For speed and simplicity I've decided to try and do this with help of the fast fourier transform and the fact that for circular convolution ($*$), we have:

$$(f_1 * f_2)(t) = \mathcal{F}^{-1}(\mathcal{F}(f_1)\mathcal{F}(f_2))(t)$$

then assume we know $f_1*f_2$ and $f_2$ we try and find $f_1$ by a naiive divide strategy: $$ \mathcal{F}^{-1}\left(\frac{\mathcal{F}(f_1 * f_2)}{\mathcal{F}(f_2)+\epsilon}\right)$$

If we use circular convolution, how do we avoid effects like the one below:

$\left[\begin{array}{c} 1\\2\\1 \end{array}\right][1,2,1] = \left[\begin{array}{ccc}1&2&1\\2&4&2\\1&2&1\end{array}\right]$ divided/deconvolved by $[1,2,1]$ (should be $\left[\begin{array}{c} 1\\2\\1 \end{array}\right]$):

$$ans = \left[\begin{array}{cccccc} 5/6&1/6& -1/6& 1/6& -1/6& 1/6\\ 5/3& 1/3& -1/3& 1/3& -1/3& 1/3\\ 5/6& 1/6& -1/6& 1/6& -1/6& 1/6 \end{array}\right]$$

An "ordinary" convolution (with zero-padding) between $ans$ and [1,2,1] would not give us an correct answer: $$[1,2,1]*ans = \left[\begin{array}{cccccc} 2&1&0&0&0&0\\ 4&2&0&0&0&0\\ 2&1&0&0&0&0\\ \end{array}\right]$$

We can check that circular convolution between $ans$ and [1,2,1] would give us a shifted or rotated version of the 3x3 filter above ( and plenty of 0 entries ): $$[1,2,1](*_C)ans = \left[\begin{array}{cccccc} 2&1&0&0&0&1\\ 4&2&0&0&0&2\\ 2&1&0&0&0&1\\ \end{array}\right]$$

Is there an easy remedy to this? I have a few ideas for engineering solutions to this, but they are very ad-hoc.
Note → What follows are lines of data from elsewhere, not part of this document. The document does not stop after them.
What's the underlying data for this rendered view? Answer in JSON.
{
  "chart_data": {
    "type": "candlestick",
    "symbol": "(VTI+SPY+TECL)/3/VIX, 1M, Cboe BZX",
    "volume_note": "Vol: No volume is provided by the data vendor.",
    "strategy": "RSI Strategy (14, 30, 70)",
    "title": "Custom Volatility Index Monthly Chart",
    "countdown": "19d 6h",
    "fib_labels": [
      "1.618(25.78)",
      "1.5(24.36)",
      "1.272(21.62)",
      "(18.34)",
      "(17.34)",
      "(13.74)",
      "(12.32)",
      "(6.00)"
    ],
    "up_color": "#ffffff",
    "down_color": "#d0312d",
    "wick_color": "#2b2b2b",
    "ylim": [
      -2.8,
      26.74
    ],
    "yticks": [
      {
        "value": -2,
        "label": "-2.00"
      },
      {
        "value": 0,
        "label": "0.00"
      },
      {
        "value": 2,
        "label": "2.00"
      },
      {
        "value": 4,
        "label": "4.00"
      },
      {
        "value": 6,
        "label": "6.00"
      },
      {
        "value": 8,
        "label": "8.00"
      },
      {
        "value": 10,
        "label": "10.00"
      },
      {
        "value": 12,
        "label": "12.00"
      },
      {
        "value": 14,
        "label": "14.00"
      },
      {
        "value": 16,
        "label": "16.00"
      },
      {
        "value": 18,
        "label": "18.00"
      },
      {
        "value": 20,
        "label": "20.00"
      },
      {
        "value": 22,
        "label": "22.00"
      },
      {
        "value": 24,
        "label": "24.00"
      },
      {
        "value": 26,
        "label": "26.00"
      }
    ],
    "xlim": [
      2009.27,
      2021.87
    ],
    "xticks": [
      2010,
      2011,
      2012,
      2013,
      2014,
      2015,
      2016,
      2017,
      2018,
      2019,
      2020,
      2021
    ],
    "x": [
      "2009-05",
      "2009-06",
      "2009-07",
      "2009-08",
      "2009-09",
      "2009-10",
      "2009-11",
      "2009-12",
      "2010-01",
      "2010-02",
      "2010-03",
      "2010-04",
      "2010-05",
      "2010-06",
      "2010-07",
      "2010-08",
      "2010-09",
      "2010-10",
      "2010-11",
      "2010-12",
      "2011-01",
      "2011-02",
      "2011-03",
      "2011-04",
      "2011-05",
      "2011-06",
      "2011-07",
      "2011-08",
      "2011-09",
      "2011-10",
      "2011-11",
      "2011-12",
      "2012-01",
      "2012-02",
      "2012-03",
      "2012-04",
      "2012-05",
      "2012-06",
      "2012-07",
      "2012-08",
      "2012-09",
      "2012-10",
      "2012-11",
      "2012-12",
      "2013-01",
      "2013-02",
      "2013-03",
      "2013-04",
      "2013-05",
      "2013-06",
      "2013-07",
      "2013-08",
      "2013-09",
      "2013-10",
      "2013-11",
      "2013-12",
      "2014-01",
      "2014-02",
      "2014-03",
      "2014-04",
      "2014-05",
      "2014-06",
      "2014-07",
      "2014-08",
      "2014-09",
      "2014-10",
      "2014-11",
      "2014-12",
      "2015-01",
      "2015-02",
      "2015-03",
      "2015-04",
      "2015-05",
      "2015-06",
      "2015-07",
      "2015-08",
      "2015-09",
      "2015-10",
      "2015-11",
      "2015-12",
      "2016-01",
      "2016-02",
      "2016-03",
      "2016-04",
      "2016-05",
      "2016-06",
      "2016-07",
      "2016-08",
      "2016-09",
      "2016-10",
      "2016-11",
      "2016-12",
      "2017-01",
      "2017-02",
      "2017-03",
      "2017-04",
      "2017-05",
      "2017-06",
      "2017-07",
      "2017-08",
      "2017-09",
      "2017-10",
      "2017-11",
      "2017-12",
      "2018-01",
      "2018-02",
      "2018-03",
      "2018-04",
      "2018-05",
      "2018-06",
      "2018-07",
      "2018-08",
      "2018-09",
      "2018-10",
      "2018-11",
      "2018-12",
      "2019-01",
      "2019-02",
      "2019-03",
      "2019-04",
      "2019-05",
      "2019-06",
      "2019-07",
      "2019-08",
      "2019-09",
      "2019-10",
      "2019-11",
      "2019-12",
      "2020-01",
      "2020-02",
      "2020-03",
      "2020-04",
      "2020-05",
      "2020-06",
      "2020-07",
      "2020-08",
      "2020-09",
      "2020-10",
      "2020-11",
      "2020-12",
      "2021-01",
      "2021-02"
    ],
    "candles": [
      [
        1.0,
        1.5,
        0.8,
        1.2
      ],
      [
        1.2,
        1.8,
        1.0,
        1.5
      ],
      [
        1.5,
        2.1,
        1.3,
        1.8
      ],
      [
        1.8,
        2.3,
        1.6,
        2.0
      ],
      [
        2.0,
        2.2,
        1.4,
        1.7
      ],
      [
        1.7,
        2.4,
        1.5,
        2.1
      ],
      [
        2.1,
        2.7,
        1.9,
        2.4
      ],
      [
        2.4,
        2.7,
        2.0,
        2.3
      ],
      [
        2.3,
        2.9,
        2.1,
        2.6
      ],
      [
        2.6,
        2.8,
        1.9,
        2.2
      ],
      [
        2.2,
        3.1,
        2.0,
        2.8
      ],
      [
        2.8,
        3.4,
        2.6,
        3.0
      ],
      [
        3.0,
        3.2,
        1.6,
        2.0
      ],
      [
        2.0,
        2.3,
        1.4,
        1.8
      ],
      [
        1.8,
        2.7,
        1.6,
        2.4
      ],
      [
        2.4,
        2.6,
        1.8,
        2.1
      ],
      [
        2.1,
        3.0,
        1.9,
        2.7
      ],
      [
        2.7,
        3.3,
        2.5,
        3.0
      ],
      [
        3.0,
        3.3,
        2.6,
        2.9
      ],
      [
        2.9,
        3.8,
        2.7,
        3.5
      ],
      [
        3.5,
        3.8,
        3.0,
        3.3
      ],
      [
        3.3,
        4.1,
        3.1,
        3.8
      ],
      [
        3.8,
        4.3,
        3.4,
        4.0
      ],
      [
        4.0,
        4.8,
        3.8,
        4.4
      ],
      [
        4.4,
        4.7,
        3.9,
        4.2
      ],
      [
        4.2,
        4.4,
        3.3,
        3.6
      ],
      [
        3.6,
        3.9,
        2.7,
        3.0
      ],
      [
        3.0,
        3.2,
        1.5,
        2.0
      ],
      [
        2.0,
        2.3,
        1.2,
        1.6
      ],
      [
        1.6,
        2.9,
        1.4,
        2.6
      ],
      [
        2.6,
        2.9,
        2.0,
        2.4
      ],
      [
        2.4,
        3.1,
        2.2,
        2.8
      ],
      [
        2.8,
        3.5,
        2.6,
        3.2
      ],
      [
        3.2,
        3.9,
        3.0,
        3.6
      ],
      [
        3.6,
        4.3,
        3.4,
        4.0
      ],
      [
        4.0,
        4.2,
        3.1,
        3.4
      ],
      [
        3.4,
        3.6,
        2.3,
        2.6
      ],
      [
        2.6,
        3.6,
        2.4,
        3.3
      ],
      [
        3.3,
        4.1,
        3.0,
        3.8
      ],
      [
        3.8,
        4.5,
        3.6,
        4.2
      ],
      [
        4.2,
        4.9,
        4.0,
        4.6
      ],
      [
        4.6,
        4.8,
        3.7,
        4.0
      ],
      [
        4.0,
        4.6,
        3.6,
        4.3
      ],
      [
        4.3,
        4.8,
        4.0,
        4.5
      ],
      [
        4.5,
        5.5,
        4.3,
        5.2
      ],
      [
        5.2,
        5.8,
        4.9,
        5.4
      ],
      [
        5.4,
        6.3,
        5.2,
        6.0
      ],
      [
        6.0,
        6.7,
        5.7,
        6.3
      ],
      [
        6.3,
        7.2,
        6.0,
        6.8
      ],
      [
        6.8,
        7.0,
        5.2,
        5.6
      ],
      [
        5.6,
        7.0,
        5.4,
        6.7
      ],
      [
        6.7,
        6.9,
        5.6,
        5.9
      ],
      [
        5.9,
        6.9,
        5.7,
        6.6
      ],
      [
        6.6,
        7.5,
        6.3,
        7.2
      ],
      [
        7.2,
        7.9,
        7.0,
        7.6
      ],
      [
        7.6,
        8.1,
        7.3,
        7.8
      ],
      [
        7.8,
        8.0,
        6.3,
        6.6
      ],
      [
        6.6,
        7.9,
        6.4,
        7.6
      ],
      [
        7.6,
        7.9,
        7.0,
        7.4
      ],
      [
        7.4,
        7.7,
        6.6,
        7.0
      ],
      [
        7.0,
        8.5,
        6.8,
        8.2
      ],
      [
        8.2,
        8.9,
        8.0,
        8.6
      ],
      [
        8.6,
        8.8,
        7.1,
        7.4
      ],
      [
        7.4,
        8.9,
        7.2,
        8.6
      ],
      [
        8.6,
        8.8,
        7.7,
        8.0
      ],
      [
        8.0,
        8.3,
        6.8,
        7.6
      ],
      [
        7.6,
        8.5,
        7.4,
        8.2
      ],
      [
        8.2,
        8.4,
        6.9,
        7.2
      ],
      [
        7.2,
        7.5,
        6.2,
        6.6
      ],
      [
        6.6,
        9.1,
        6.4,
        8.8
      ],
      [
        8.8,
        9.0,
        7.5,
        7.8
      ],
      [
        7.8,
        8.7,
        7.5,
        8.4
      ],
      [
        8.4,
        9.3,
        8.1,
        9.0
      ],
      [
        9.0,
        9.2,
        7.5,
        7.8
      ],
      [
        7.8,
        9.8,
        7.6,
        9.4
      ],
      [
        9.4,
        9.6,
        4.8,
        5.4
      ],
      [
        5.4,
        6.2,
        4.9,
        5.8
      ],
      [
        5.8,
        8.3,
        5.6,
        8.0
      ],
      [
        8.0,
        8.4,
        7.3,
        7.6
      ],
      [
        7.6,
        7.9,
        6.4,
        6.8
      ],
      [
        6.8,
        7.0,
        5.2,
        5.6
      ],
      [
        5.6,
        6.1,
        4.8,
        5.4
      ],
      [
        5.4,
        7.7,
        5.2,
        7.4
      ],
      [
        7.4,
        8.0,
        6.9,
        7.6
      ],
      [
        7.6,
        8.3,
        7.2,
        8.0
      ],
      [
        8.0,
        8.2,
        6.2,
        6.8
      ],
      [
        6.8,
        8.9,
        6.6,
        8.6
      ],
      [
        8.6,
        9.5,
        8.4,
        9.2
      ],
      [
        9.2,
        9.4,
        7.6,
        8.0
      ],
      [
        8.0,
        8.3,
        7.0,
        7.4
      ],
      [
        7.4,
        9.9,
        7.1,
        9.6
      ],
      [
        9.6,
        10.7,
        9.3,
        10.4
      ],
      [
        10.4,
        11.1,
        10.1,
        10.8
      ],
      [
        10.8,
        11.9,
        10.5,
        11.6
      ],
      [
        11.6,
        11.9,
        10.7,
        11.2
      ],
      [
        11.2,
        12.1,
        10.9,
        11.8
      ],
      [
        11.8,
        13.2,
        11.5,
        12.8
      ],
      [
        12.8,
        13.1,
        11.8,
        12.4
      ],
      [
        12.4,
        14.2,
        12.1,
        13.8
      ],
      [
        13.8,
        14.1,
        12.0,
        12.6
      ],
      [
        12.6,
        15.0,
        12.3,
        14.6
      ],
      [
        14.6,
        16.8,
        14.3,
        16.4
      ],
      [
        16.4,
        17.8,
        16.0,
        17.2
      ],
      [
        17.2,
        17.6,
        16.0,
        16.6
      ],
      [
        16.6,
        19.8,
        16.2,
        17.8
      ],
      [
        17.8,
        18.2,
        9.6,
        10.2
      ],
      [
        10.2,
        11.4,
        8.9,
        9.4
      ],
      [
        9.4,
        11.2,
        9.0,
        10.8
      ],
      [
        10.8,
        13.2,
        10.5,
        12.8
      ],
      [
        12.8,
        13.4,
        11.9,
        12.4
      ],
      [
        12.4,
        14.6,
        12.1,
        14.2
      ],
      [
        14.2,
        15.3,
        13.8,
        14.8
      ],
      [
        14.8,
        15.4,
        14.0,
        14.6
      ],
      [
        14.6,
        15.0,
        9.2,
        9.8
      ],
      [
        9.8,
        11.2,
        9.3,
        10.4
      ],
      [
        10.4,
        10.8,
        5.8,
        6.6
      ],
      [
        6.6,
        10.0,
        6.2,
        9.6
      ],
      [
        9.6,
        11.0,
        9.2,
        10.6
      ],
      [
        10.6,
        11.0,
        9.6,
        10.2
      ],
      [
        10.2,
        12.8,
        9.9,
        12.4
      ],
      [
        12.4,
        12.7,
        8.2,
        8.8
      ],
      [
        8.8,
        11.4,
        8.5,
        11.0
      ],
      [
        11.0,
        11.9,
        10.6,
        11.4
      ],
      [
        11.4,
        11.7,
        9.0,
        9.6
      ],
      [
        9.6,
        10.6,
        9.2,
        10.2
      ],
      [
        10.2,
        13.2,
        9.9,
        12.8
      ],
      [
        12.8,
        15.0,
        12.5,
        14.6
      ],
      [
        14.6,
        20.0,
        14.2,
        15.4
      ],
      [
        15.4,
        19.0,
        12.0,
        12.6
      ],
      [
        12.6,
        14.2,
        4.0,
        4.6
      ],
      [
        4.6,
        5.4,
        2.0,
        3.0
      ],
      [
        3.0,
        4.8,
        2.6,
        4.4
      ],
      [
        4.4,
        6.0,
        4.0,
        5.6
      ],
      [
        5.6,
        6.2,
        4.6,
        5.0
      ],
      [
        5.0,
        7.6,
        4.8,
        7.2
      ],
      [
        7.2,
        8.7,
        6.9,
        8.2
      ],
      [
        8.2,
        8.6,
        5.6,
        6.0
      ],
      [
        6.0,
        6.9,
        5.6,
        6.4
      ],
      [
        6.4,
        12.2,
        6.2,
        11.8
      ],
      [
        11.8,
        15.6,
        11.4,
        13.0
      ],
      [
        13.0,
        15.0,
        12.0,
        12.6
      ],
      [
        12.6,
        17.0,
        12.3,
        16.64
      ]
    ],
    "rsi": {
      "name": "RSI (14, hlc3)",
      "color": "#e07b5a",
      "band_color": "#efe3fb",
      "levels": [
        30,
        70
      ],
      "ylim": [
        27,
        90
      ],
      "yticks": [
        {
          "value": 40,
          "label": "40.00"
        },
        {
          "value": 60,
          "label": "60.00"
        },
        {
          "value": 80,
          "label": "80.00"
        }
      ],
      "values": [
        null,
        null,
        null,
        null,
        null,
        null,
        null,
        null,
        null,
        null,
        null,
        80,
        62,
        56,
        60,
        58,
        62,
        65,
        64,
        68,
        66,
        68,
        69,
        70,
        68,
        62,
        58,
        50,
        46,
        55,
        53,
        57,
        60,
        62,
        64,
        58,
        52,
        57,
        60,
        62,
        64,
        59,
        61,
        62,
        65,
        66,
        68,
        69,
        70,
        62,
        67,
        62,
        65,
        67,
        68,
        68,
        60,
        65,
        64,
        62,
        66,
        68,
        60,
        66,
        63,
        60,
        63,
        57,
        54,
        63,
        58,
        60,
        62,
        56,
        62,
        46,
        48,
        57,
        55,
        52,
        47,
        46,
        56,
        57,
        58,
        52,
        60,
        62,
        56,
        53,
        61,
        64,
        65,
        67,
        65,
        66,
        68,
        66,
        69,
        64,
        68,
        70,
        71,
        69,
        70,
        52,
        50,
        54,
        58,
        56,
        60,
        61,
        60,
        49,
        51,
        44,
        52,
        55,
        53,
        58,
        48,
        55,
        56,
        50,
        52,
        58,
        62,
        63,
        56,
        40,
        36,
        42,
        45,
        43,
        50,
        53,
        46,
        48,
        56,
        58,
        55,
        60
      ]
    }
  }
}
Edit: Found one way that seemingly solves the problem above. There was one particular bug when deconvolving down to a singleton dimension, this seemed to be helped with the hint in the comments ( just to sum over the singleton dimension ).

Another example, to calculate the

$$f_1*f_2 = \left[\begin{array}{ccccc} 0&0&0&0&1\\ 0&0&0&0&0\\ 0&0&0&0&0\\ 0&0&0&0&0\\ -1&0&0&0&0 \end{array}\right] \hspace{0.5cm}f_2 = \left[\begin{array}{rr}0&1\\-1&0 \end{array}\right] \hspace{0.5cm} \text{gives:} \hspace{0.5cm} f_1 = \left[\begin{array}{rrrr}0&0&0&1\\0&0&1&0\\0&1&0&0\\1&0&0&0\end{array}\right]$$ Which corresponds to the $$(x^4-y^4) = (x-y)\sum_{i=0}^3x^iy^{k-i}$$

Here the second bug created two constant diagonal lines, but it was due to an error in how I handled the origo in the FFT-routines.